この記事はかなり悪いな、と思うのだ。太陽パネルは世界の半分以上の生産でしょ。iphoneは中国製でしょ。ドイツ車も中国でしょ。経済を書いているようで、なんだこりゃ、と思いませんか。企業のアンケート調査でも、無回答、予定なし、これがほとんどだという。たぶん世界の動向もこんなものだろう。

建前と本音はどこにでもある。先日紹介した『重要証人』の人がこの記事を見たら卒倒するだろう。何も聞いてはくれなかったんですね、と。じつは同じ体験を、私も何度か経験している。風力発電の低周波被害を訴えて、各地の風力反対の人たちと話し合ってきた。

で、その人たちが何を言っているかと思ったら、「私たちは土砂災害が心配だ。だから風力建設には反対したい」と言っているのだ。風力発電に反対しているんだから同じでしょう、と全く疑問すらないのだ。その近くには風車病に苦しむ人がたくさんいることは知られている。それでも彼らは「土砂災害が風力発電の被害だ」と断言するのだ。

では隣近所の風力被害者は何なのか。被害を否定されてんだよ。それも大勢、寄ってたかって、被害者をあざ笑う。それが各地の自称・風力発電を考える会だったのだ。ヘンな御用学者を奉って絶賛しているからね。よっぽど風力事業と相性が良かったんだろう。環境運動だからさ。行政から褒められてうれしそうなことよ。

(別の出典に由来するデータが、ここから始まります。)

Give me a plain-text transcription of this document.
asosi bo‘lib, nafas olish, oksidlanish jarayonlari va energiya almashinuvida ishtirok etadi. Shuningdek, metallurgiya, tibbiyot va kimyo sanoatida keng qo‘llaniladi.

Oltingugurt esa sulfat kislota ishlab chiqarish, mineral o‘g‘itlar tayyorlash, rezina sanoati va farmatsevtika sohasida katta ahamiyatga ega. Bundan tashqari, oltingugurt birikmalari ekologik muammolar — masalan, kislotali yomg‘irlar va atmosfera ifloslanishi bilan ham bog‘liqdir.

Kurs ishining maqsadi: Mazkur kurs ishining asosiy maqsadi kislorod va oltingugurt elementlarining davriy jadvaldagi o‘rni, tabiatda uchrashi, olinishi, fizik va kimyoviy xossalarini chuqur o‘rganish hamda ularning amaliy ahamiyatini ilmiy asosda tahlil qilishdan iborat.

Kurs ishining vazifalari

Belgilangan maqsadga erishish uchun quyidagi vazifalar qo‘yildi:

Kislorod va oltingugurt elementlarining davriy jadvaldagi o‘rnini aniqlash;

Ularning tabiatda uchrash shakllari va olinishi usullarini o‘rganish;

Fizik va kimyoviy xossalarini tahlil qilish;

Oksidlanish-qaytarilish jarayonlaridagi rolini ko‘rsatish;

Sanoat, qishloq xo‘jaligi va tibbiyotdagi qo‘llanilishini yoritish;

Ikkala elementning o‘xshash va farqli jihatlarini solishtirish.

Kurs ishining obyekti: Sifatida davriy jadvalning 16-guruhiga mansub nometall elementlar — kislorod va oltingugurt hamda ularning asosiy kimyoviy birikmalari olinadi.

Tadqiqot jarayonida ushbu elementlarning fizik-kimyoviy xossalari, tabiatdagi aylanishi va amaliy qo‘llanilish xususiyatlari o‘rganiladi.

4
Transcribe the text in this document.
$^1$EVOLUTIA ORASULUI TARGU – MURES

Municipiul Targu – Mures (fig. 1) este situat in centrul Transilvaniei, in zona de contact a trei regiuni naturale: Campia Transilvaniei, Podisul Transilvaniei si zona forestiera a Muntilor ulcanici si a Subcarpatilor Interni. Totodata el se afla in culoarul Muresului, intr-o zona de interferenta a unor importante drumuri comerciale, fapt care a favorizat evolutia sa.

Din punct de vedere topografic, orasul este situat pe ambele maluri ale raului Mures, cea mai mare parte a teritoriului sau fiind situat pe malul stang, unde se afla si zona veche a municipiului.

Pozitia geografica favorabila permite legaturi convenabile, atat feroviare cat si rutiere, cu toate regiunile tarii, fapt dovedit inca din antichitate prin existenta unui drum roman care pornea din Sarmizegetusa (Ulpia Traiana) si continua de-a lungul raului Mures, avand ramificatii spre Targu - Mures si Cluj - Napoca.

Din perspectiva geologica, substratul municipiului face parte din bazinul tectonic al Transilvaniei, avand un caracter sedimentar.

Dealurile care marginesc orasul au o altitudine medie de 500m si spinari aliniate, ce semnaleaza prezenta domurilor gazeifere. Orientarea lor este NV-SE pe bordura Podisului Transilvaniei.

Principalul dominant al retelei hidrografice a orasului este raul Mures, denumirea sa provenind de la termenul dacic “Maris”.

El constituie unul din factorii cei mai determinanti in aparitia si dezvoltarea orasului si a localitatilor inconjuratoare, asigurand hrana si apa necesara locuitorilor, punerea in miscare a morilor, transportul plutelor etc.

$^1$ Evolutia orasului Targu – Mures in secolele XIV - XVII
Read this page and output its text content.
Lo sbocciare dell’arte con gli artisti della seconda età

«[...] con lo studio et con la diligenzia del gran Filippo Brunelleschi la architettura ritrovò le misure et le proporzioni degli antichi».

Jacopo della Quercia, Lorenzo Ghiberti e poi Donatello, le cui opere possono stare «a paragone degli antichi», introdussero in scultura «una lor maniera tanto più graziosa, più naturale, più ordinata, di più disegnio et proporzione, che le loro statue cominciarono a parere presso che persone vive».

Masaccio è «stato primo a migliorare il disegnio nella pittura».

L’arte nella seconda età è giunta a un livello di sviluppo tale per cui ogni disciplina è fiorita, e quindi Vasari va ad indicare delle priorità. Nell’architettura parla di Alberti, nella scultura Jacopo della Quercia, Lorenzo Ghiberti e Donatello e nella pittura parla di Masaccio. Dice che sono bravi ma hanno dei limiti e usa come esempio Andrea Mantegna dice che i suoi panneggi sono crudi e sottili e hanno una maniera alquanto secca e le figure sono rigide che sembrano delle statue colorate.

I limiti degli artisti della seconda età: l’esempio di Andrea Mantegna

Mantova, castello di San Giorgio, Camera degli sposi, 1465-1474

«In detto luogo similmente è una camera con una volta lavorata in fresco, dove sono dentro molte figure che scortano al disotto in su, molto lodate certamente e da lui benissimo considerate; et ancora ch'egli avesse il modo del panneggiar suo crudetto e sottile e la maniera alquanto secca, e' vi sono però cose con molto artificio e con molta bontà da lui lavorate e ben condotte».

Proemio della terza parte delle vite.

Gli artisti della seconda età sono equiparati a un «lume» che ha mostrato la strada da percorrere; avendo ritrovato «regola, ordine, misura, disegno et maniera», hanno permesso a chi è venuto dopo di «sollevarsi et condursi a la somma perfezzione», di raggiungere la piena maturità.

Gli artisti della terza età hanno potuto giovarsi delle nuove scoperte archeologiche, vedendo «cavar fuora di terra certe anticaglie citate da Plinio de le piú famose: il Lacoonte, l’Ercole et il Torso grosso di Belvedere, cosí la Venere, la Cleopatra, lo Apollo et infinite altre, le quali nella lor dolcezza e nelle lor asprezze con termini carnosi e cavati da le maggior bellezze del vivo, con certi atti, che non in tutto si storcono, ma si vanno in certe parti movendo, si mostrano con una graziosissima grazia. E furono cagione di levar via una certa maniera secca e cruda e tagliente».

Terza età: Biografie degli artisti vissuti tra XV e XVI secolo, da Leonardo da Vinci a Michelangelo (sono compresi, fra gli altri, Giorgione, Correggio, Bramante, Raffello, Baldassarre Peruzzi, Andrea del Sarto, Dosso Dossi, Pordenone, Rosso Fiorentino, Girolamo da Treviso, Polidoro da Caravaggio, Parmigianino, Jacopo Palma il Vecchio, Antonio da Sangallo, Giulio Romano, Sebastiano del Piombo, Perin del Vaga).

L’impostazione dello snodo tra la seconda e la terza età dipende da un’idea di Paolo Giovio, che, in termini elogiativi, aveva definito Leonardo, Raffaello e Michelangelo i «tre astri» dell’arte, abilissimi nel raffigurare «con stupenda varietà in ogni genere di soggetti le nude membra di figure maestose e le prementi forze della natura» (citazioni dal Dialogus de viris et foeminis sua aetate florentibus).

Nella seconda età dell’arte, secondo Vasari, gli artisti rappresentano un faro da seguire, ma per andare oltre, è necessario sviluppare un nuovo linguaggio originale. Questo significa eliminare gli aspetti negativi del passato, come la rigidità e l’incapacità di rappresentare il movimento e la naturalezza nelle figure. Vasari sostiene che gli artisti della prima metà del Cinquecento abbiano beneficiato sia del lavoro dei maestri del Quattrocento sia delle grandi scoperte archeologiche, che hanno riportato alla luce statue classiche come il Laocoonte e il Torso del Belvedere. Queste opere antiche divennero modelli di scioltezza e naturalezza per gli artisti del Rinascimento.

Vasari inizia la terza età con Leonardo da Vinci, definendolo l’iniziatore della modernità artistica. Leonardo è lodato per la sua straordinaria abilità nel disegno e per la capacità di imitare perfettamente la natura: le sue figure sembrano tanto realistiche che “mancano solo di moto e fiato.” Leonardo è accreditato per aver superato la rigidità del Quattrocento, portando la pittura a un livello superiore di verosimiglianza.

風車病を否定することは、それほど見返りがあるということだ。少し前のページに汐見先生の説明動画があるが、そんなの笑い話にもならないだろう。彼らにとってはリスクですらない。だから『重要証人』を読んでみて、何度も同じ民族の人に裏切られながら、命からがらに逃げて生き延びた人の文が身に浸みた。

ご苦労さん。運が良かったんだね、と。殺されて臓器を抜き取られた人はどうなったんだろう。そんな話はこの記事にはどこにもない。強制労働なら日本にもいくらでもあるではないか。海外から集めた技能実習生、とかさ。たくさんの外国人が行方不明になっているんでしょ。

それと同等に扱っている、いやむしろそんな記憶にかぶせてこんな記事にしている情報操作、コントロールの怖さよな。ところが日本には、言葉のすり替えに気が付く人も、被害者の弾圧に抗議する人もいない。この倫理観喪失の理由は何だろうか。被害を訴えたら、その社会から追放される。そしたら困るでしょ。

そんな言い訳が脳裏をかすめる。そんなものに関わっていたら腹が立つだけだ。時間の無駄でしょ、と私の良心が言う。現在、あの汐見先生の説明を、根拠を訴えるのは私一人になっている。もう少し頑張ってみるつもりだ。